The Centers for Medicare & Medicaid Services has issued an advisory clarifying the rules for states that try to remit additional “pass-through” payments to providers in Medicaid managed care contracts.

Although Medicaid is a federal program, states often formulate their own rules for Medicaid payments. In Texas, for example, some providers can have their payments cut off with as little as an anonymous phone call claiming fraud or just some abberant codes that turn up during an audit. That has raised some concerns among CMS officials that providers may be getting pass-through payments for vague reasons. States also sometimes levy bed taxes on hospitals to leverage Medicaid matching payments, and CMS wants a closer paper trail on what happens to those payments.

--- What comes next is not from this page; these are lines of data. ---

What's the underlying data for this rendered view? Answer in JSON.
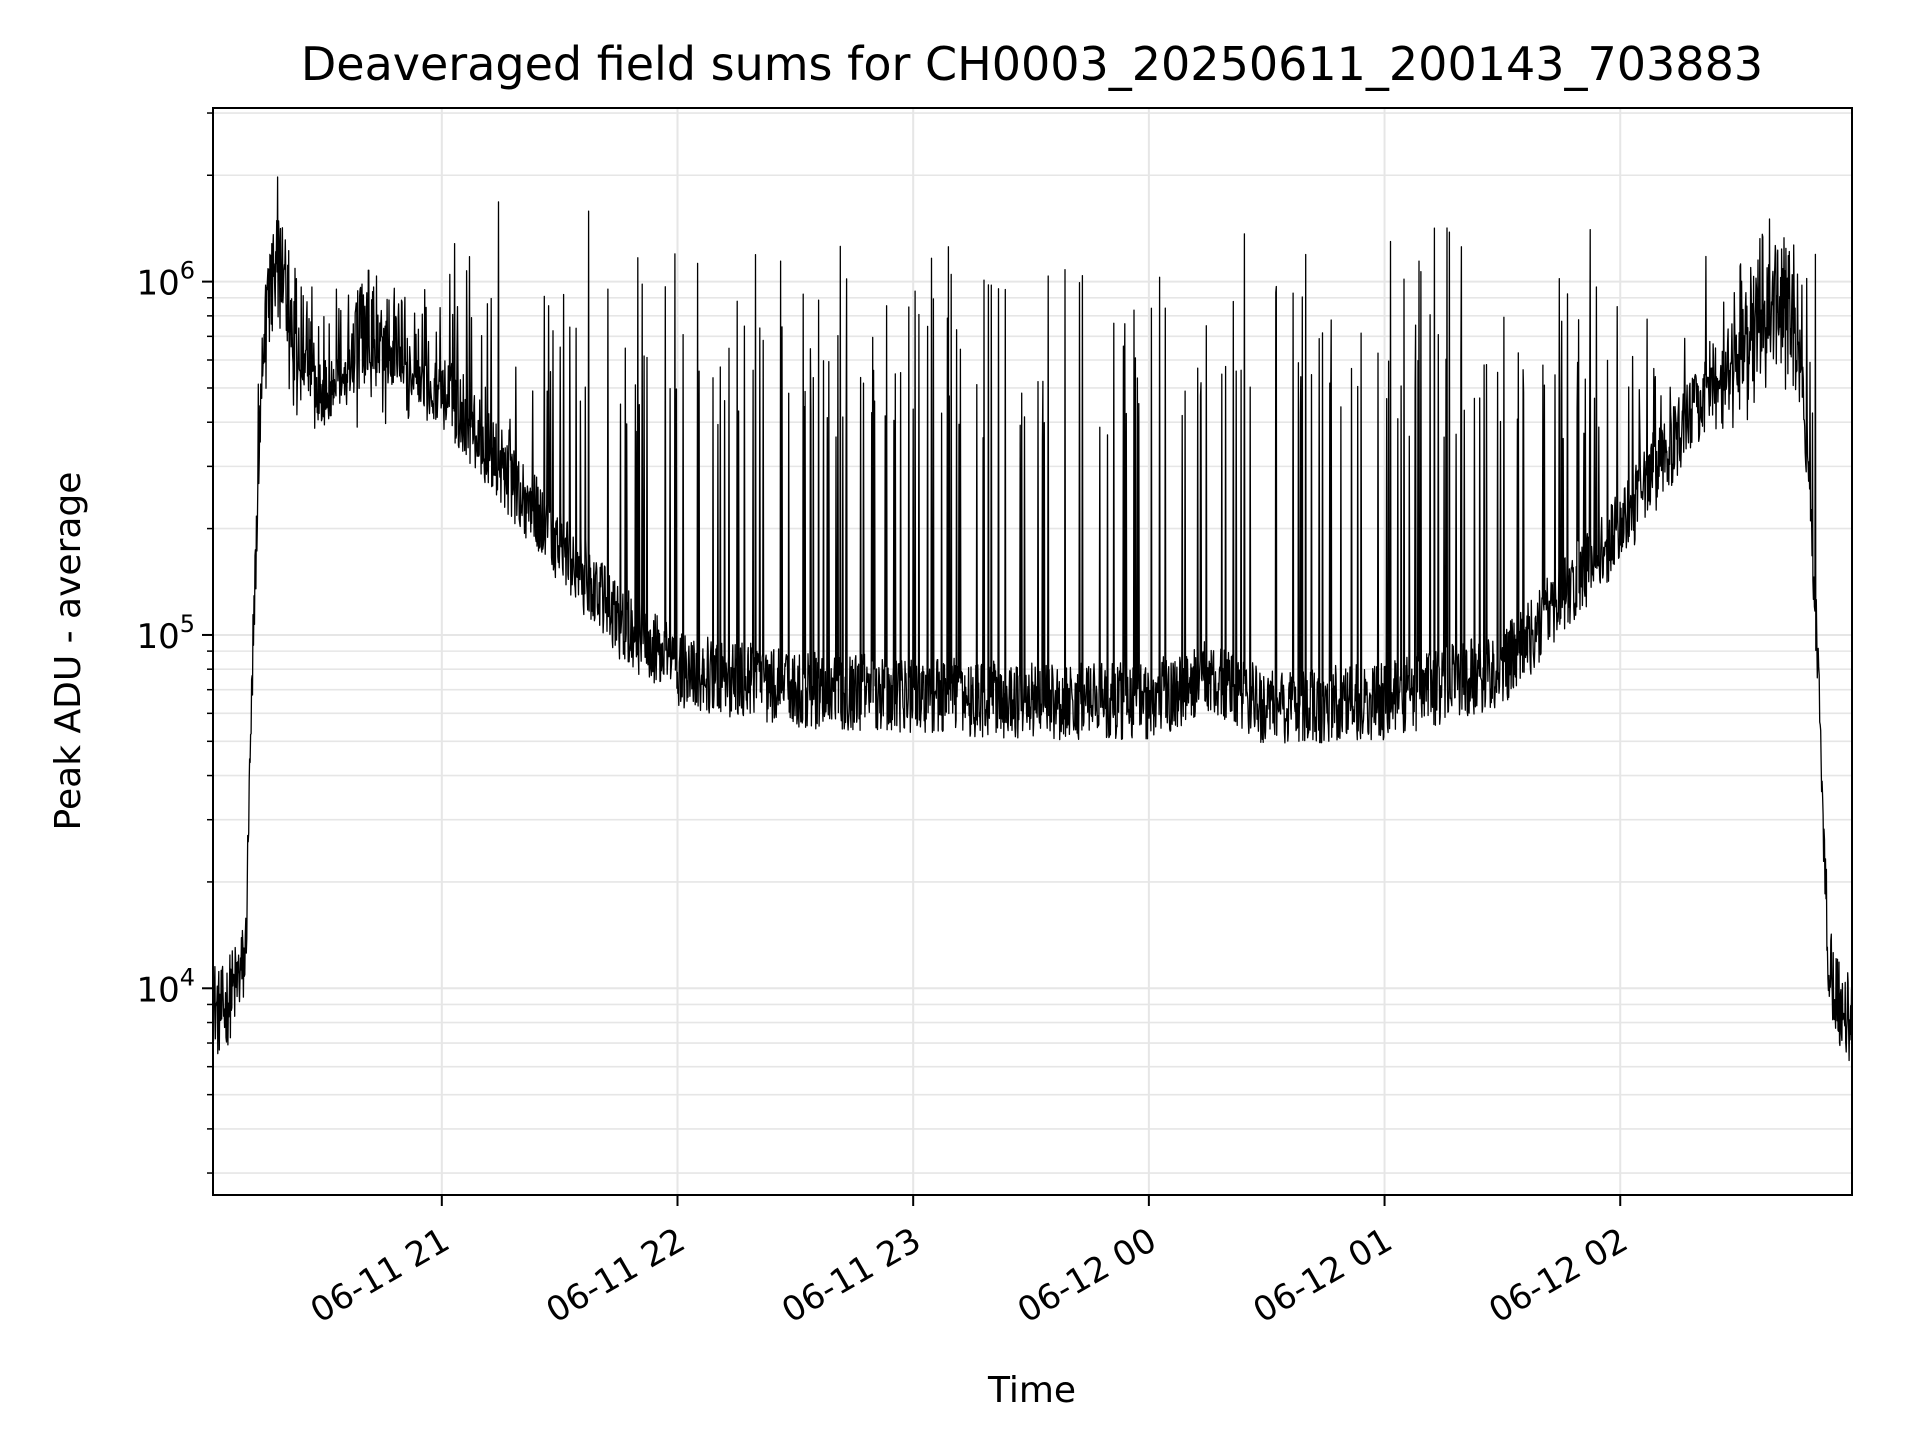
{
  "chart_data": {
    "type": "line",
    "title": "Deaveraged field sums for CH0003_20250611_200143_703883",
    "xlabel": "Time",
    "ylabel": "Peak ADU - average",
    "y_scale": "log",
    "ylim": [
      2600,
      3100000
    ],
    "xlim": [
      "2025-06-11 20:01:45",
      "2025-06-12 02:59:00"
    ],
    "x_ticks": [
      {
        "value": "2025-06-11 21:00",
        "label": "06-11 21"
      },
      {
        "value": "2025-06-11 22:00",
        "label": "06-11 22"
      },
      {
        "value": "2025-06-11 23:00",
        "label": "06-11 23"
      },
      {
        "value": "2025-06-12 00:00",
        "label": "06-12 00"
      },
      {
        "value": "2025-06-12 01:00",
        "label": "06-12 01"
      },
      {
        "value": "2025-06-12 02:00",
        "label": "06-12 02"
      }
    ],
    "y_ticks": [
      {
        "value": 10000,
        "base": "10",
        "exp": "4"
      },
      {
        "value": 100000,
        "base": "10",
        "exp": "5"
      },
      {
        "value": 1000000,
        "base": "10",
        "exp": "6"
      }
    ],
    "grid": true,
    "line_color": "#000000",
    "series": [
      {
        "x": [
          "2025-06-11 20:01:45",
          "2025-06-11 20:03:00",
          "2025-06-11 20:05:00",
          "2025-06-11 20:06:00",
          "2025-06-11 20:08:00",
          "2025-06-11 20:10:00",
          "2025-06-11 20:12:00",
          "2025-06-11 20:14:00",
          "2025-06-11 20:16:00",
          "2025-06-11 20:18:00",
          "2025-06-11 20:20:00",
          "2025-06-11 20:25:00",
          "2025-06-11 20:30:00",
          "2025-06-11 20:40:00",
          "2025-06-11 20:50:00",
          "2025-06-11 21:00:00",
          "2025-06-11 21:15:00",
          "2025-06-11 21:30:00",
          "2025-06-11 21:45:00",
          "2025-06-11 22:00:00",
          "2025-06-11 22:30:00",
          "2025-06-11 23:00:00",
          "2025-06-11 23:30:00",
          "2025-06-12 00:00:00",
          "2025-06-12 00:15:00",
          "2025-06-12 00:30:00",
          "2025-06-12 01:00:00",
          "2025-06-12 01:30:00",
          "2025-06-12 02:00:00",
          "2025-06-12 02:20:00",
          "2025-06-12 02:35:00",
          "2025-06-12 02:42:00",
          "2025-06-12 02:46:00",
          "2025-06-12 02:50:00",
          "2025-06-12 02:53:00",
          "2025-06-12 02:56:00",
          "2025-06-12 02:59:00"
        ],
        "y": [
          9500,
          8500,
          8800,
          9500,
          10500,
          12000,
          100000,
          450000,
          1300000,
          1400000,
          900000,
          650000,
          500000,
          700000,
          650000,
          500000,
          300000,
          180000,
          110000,
          80000,
          70000,
          68000,
          65000,
          65000,
          75000,
          62000,
          65000,
          80000,
          200000,
          450000,
          900000,
          950000,
          700000,
          100000,
          12000,
          9000,
          8000
        ]
      }
    ]
  }
}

CMS essentially banned pass-through payments when it issued its latest rules regarding Medicaid managed care earlier this year. “When pass-through payments guarantee a portion of a provider’s payment and divorces the payment from service delivery, it is more challenging for managed care plans to negotiate provider contracts with incentives focused on outcomes and managing individuals’ overall care,” the agency said in the rule

In the advisory, CMS said that a number of states have integrated some form of additional payment to providers, defined in the final rule as pass-through payments into their managed care contracts for hospitals, nursing facilities, and physicians. “Two common reasons for these pass-through payments are that states that have moved from fee-for-service to managed care sought to ensure a consistent payment stream for certain critical safety-net hospitals and providers and to avoid disruption of existing intergovernmental transfers.”

States should only provide pass-through payments under specific circumstances, according to the CMS. They include the payments being based on the utilization and delivery of services; direct payments equally to providers performing services under the same contract; and an accompanying evaluation plan that demonstrates specific quality goals are being met.

States will also have to provide documentation to CMS of the pass-through payments being made. They include descriptions of the payment, providers that receive them, the finance mechanism and the amount made to providers in prior years.